What is the average hour we do commits in GrimoireLab?
In[]: grimoirelab_git_data.groupby('commit')['isoweekday'].mean().median()
Out[]: 3.0
In[]: grimoirelab_git_data.groupby('commit')['hour'].mean().median()
Out[]: 13.0
So, it seems that we usually commit on Wednesday around 1pm.. Just on time for lunch!

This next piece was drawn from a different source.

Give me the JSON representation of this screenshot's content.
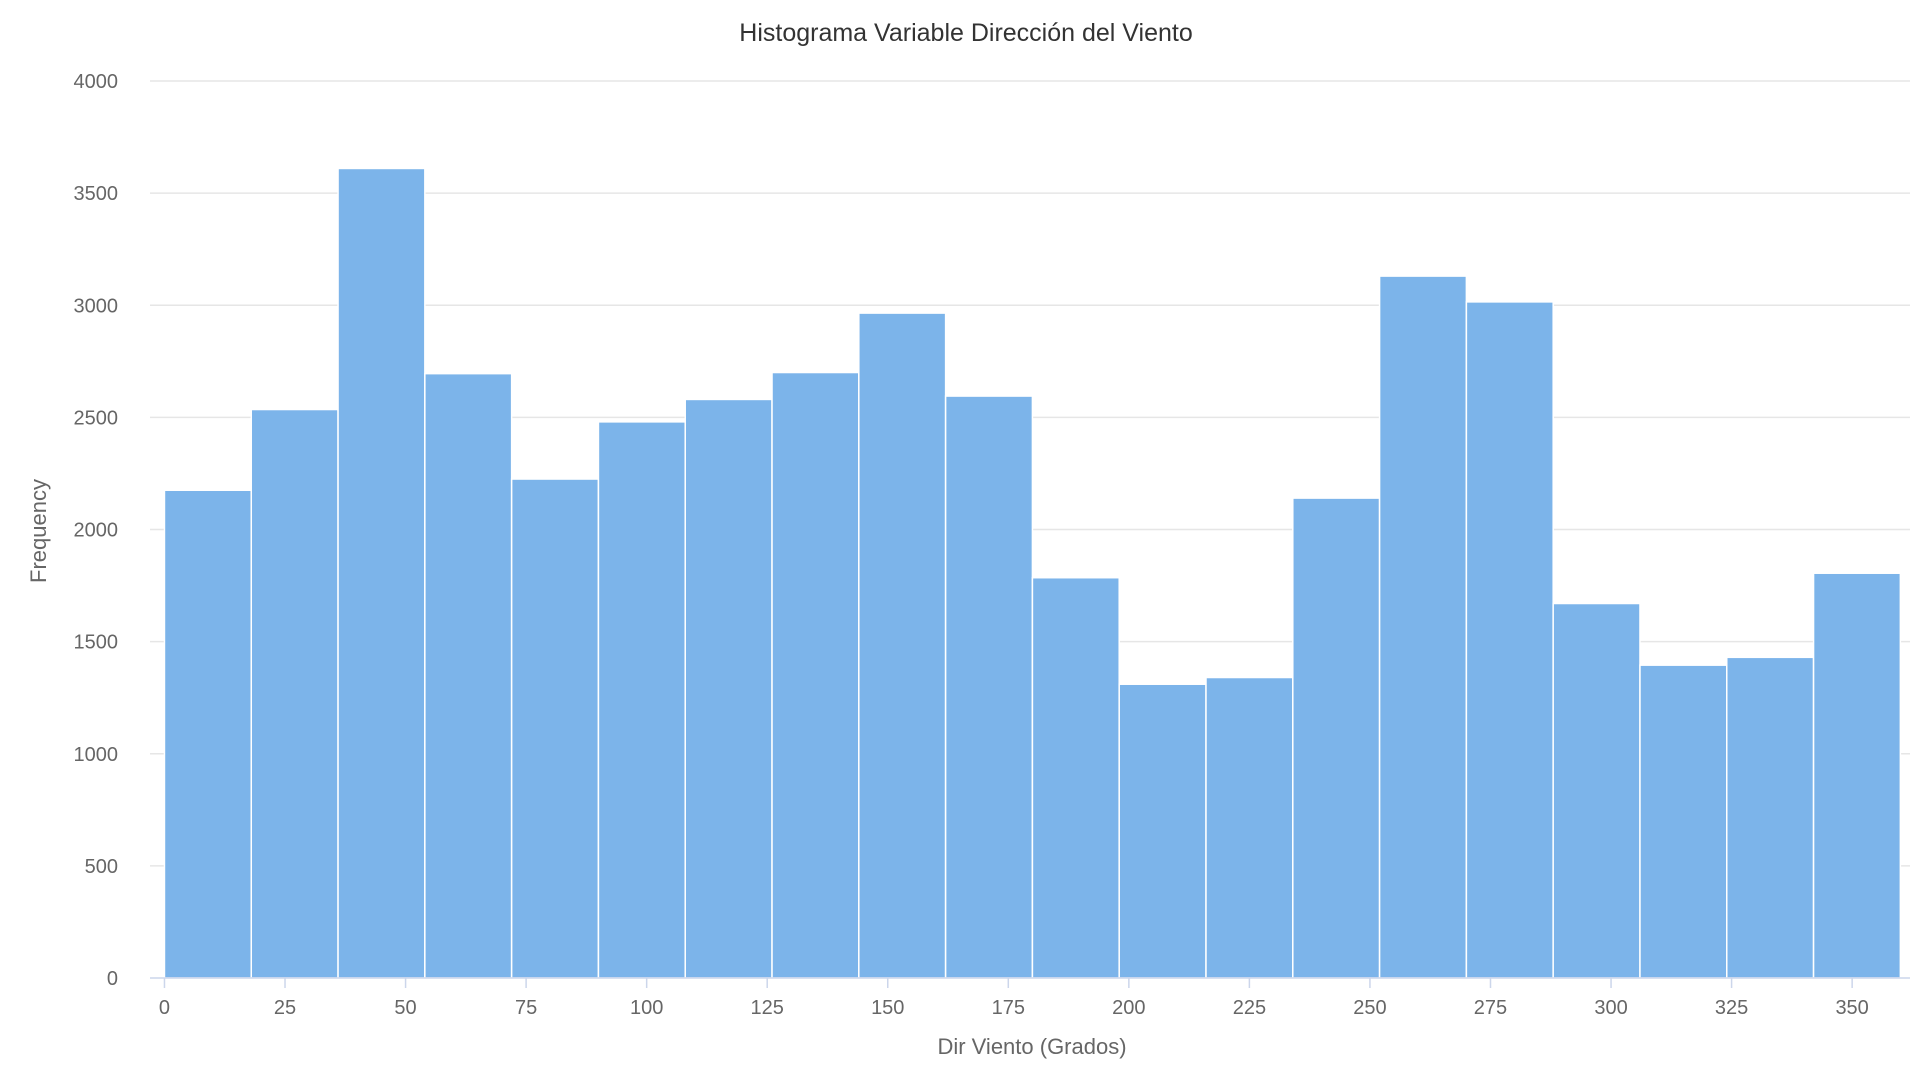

Which email domains have contributed to GrimoireLab? Which is the average lines of code added and removed by each one?
In[]: grimoirelab_git_data.groupby('email_domain')['added', 'removed'].mean()
What's next
And that's all by now. Christmas time is coming, so next post will be in January, and it will cover the promised contributors information massaging part.
Meanwhile, enjoy these days and let's get back in 2018!